In advance of the April 6 Anchorage municipal election, the Anchorage Daily News asked candidates running for Anchorage School Board a series of issue questions. These include questions suggested by readers. Read all the mayor and school board candidates’ responses here.
Q: What steps should ASD take to improve its career and technical education curriculum?
SEAT B (1-year-term)
There needs to be an integrated pathway from learning in school to these vocational programs with travel provided for students without transportation.
Seventy five percent of students in the state of Alaska do not attend or complete a four-year degree program. I believe there should be career and technical education curriculum in ALL schools, not just King Tech High School. I also believe it should start very early in a child’s education. I also would like to see more apprenticeships offered for credit by working with local organizations.
ASD should expose students to a variety of career and technical options early, perhaps as soon as middle school. This can take place through field trips to work sites or training facilities, the creation of ongoing mentorship-based connections to local CTE organizations and increasing the numbers of options (like apprenticeship programs) within King Tech.
At this time, I am not familiar with ASD’s career and technical education curriculum. However, if improvements are needed, I will work closely with ASD board members to make the necessary steps of improvements. I care for our kids and I want them to have the best future possible.

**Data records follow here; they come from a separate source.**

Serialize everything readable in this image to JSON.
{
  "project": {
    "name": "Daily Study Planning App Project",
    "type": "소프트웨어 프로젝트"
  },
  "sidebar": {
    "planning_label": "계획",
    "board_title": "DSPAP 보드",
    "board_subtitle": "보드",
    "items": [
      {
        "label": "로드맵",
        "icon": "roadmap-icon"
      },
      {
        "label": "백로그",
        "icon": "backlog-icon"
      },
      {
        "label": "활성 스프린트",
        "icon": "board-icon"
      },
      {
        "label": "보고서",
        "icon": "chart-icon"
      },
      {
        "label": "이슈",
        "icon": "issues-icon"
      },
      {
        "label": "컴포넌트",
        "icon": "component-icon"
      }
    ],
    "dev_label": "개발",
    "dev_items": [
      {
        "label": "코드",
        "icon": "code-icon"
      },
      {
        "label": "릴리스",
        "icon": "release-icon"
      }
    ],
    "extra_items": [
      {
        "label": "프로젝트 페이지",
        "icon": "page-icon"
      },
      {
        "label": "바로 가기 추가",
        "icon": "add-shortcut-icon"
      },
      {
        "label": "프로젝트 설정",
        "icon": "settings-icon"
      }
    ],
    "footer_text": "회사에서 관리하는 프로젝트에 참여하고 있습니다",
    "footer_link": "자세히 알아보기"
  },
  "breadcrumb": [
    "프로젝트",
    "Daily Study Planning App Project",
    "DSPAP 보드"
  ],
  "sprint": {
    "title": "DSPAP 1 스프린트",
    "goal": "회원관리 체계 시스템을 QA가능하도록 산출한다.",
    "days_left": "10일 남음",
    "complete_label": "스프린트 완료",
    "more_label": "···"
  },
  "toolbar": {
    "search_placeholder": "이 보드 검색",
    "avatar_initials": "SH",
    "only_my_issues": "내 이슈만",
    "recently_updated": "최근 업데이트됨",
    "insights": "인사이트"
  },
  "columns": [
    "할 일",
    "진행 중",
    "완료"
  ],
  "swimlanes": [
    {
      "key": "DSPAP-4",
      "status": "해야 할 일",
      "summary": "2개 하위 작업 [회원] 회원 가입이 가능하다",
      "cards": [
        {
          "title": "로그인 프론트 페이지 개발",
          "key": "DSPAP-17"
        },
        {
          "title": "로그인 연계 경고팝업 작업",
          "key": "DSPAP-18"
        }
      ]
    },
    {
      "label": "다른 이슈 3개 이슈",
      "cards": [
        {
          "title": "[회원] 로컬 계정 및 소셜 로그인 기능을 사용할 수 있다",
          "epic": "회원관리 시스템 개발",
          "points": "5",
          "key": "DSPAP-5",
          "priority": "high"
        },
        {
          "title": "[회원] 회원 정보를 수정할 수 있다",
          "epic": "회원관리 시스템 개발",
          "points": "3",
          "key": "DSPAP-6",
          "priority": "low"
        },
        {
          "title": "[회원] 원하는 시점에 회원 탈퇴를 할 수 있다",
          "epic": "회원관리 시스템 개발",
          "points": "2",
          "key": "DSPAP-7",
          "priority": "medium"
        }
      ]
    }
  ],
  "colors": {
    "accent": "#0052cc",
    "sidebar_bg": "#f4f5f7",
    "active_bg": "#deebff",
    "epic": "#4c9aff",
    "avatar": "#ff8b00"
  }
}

ASD should expand options for blended career and technical education, affording students the option to prepare for a job and postsecondary education, rather than choosing between the two. Strong blended models like this prepare students for admission to college while simultaneously equipping them with industry skills and certifications for specific technical careers. ASD should expand apprenticeship programs that also give students the opportunity to earn college credits, industry certifications and credentials. We should also expose students to more mentors and instructors that represent their identities so students can see themselves in those roles, inspire them to explore those sectors and thus broaden the gender and racial diversity of technical fields.
I come from a union family background. My Dad was a union man that goes back to the end of WWII. His sons, brothers and many of my cousins retired out of the International Union of Operating Engineers, Local 302, Teamsters and Laborers. I went to college because IUOE Local 302 gave me the opportunity to learn the skills of the trade. Just as I made the decision to learn the trade at 18 years old, demonstrates to me, that ASD students should have the same opportunities to learn a trade. I did because my Dad was a union man. The ASD has the obligation to prepare the young adult graduates to enter a new, brave world. It is the job of the ASD to prepare the graduate to become gainfully employed in the labor market.
CTE is a learning link between academics and real life. It is critical and we need more of it, not less.
CTE needs to be expanded in all schools. In 2010 I recommended, and the full board approved, expansion of CTE in all schools. Prior to that action, the district was only focused on developing a second King Career Center that could only be used by a limited number of students during the school day. I would like to see ASD partner with other community members to expand CTE opportunities. The CTE facility at West High School was developed with the goal of helping students at West, teachers of CTE classes in other schools and students who already graduated with classes at night and weekends. This plan encouraged other public and private funding that benefited ASD students and the business community.
ASD has robust career and technical education programs. But like many of the outstanding programs in our district, the challenge is making sure all students have the opportunity to access those courses. There is a CTE component in our board goals because we know that students who take two or more CTE courses are much more likely to graduate. That is testament to the level of engagement and career relevancy CTE courses provide. Improvements in busing options and remote instruction as well as providing more opportunities for middle school students can improve student access.
Math, science and technology should be the focus of training.
ASD should offer career and technical education classes at all of its high schools.
After reviewing the career and technical education curriculum it is deep and professional. The only improvement that I would suggest is that the program is better advertised to parents and students.
King Tech High School does amazing work giving students the hands-on opportunities to help them select and deselect career paths. Expanding pathways at the other high schools in the district would make these opportunities more accessible to a wider range of students, particularly those students that are not able to attend King Tech or have been discouraged to do so. Seventy percent of our students do not choose the college path to go on to pursue a college degree. Partnering with businesses, organizations and industry that can help educate students on these industries is an important aspect to developing appropriate career and technology education curriculum in their respected fields.
We must build on the vocational programming already in place, including the recently-expanded King Tech High. While each of our high schools has a program focus area, having more options like King Tech is in some ways the future of education, where we center career skills and teach in the context of real-world applications. Encouraging growth in the areas of financial literacy, career training and civic engagement via expanded access to consumer and family science courses would be an important first step.
ASD has come a long way over recent years in CTE. I was proud to support King Tech becoming an accredited high school. Students should have a plethora of options as they pursue their dreams. I support both the college and the CTE paths.